Apart from military gains, institutionalisation through mutual assistance treaties can provide clear geostrategic goals.
However, the present structure or rather the lack of one has its own benefits. It allows India significant diplomatic posturing without negating the scope of de-escalation with China.
Delhi has recognised QUAD’s potential as demonstrated by Foreign Minister S Jaishankar’s opening remark at the Tokyo meet: “The fact that we are meeting here today in person despite a global pandemic is a testimony to the importance that these consultations have gained, particularly in recent times.”
However, his veiled references to China and the QUAD falling shy of collectively naming the dragon signals India’s desire to keep out external interference in its bilateral matters.
The loose structure also prevents the QAUD from becoming a closed exclusive club. It accommodates the interests of the member states while providing for incipient expansion and multilateralism.
For example, in March this year, a teleconference regarding the coronavirus pandemic with the QUAD members saw the participation of New Zealand, South Korea and Vietnam. This allows India to use the platform to enhance engagement with not just stakeholders in the Indo-Pacific region but also amongst countries world over that regard China as a global threat.

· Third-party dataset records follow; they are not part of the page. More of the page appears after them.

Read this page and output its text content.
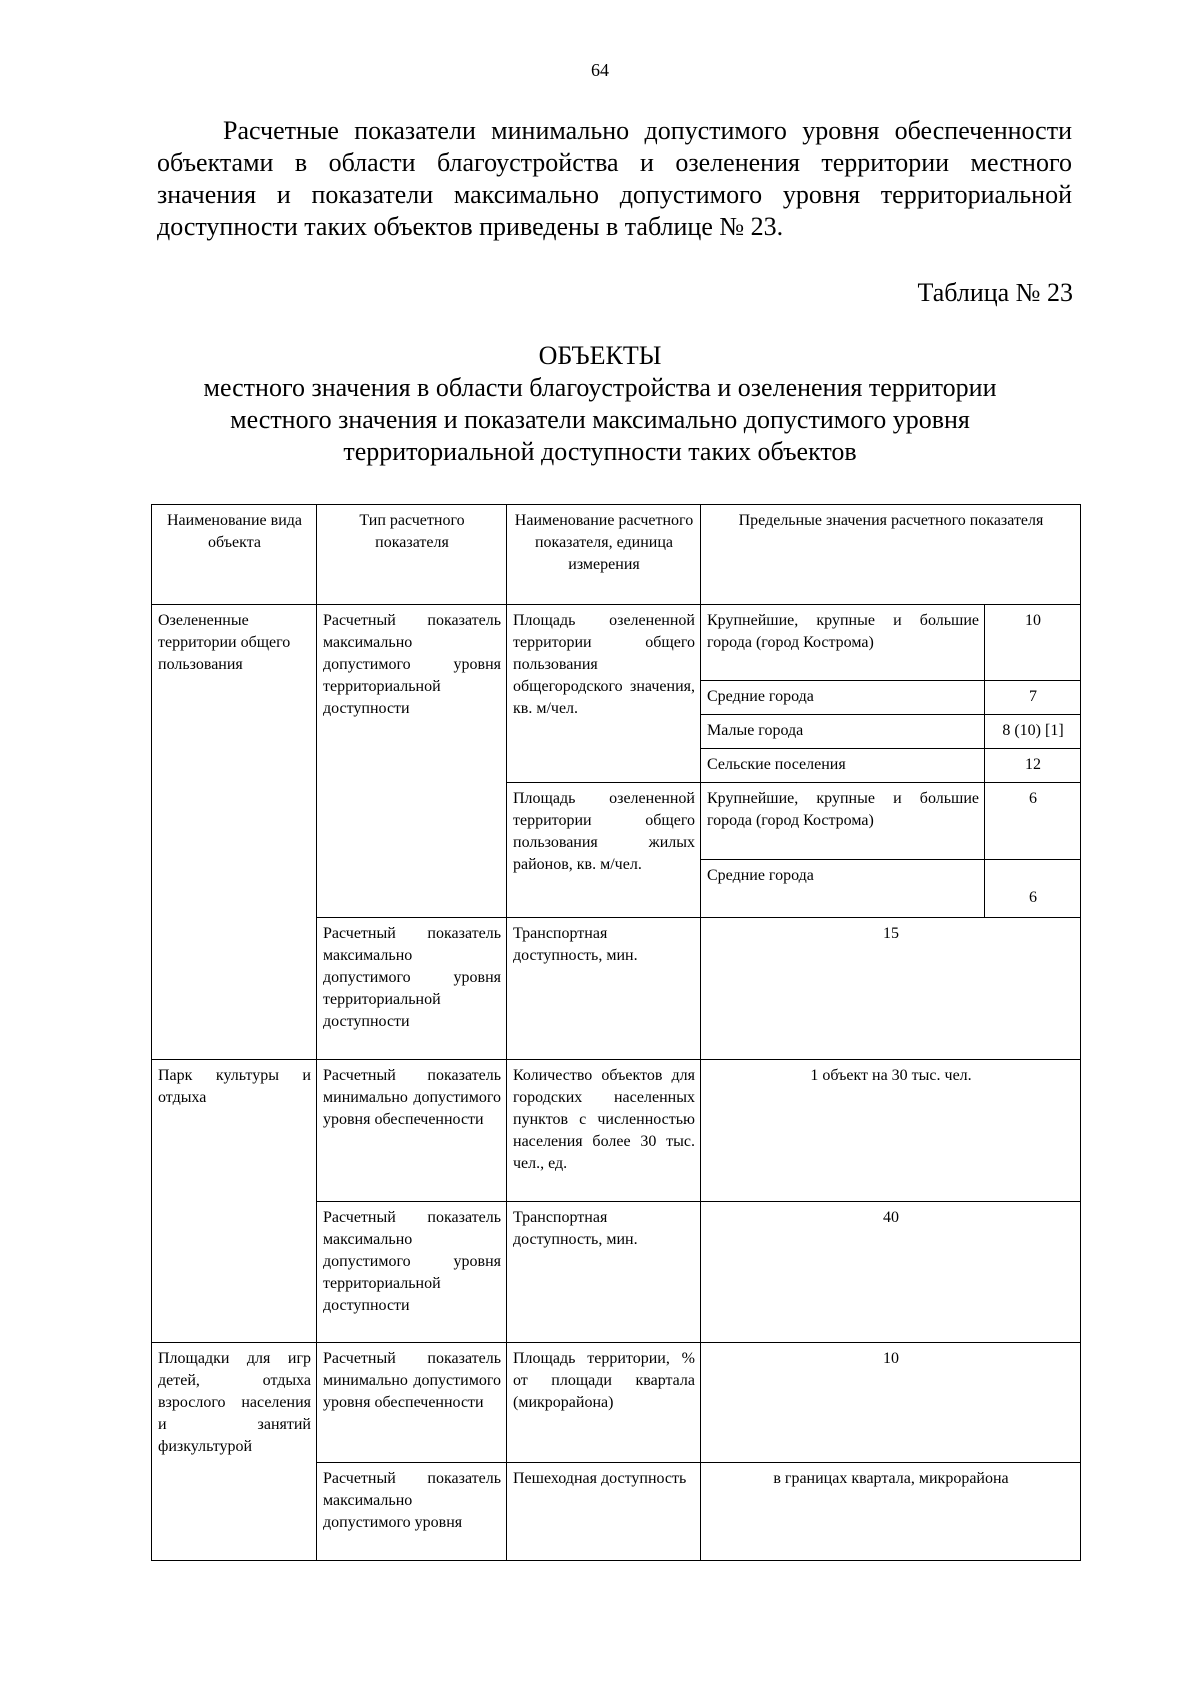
64

Расчетные показатели минимально допустимого уровня обеспеченности объектами в области благоустройства и озеленения территории местного значения и показатели максимально допустимого уровня территориальной доступности таких объектов приведены в таблице № 23.

Таблица № 23
ОБЪЕКТЫ
местного значения в области благоустройства и озеленения территории
местного значения и показатели максимально допустимого уровня
территориальной доступности таких объектов
Наименование вида объекта	Тип расчетного показателя	Наименование расчетного показателя, единица измерения	Предельные значения расчетного показателя	
Озелененные территории общего пользования	Расчетный показатель максимально допустимого уровня территориальной доступности	Площадь озелененной территории общего пользования общегородского значения, кв. м/чел.	Крупнейшие, крупные и большие города (город Кострома)	10
			Средние города	7
			Малые города	8 (10) [1]
			Сельские поселения	12
		Площадь озелененной территории общего пользования жилых районов, кв. м/чел.	Крупнейшие, крупные и большие города (город Кострома)	6
			Средние города	6
	Расчетный показатель максимально допустимого уровня территориальной доступности	Транспортная доступность, мин.	15	
Парк культуры и отдыха	Расчетный показатель минимально допустимого уровня обеспеченности	Количество объектов для городских населенных пунктов с численностью населения более 30 тыс. чел., ед.	1 объект на 30 тыс. чел.	
	Расчетный показатель максимально допустимого уровня территориальной доступности	Транспортная доступность, мин.	40	
Площадки для игр детей, отдыха взрослого населения и занятий физкультурой	Расчетный показатель минимально допустимого уровня обеспеченности	Площадь территории, % от площади квартала (микрорайона)	10	
	Расчетный показатель максимально допустимого уровня	Пешеходная доступность	в границах квартала, микрорайона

Additionally, the QUAD has served the function of taking off the heat from the diplomatic networking India has performed on the sidelines. India has successfully upped its bilateral, trilateral and quadrilateral engagements with members of the QUAD in terms of both defence and trade partnerships.
QUAD is, through its intent, a label, a geostrategic vision and a foreign policy instrument for India to balance China via global networking. When a tipping point is reached, it provides scope for the forging of an alliance amongst the world’s most formidable militaries. Until then, the QUAD’s future as a platform for multilateral engagement is secure.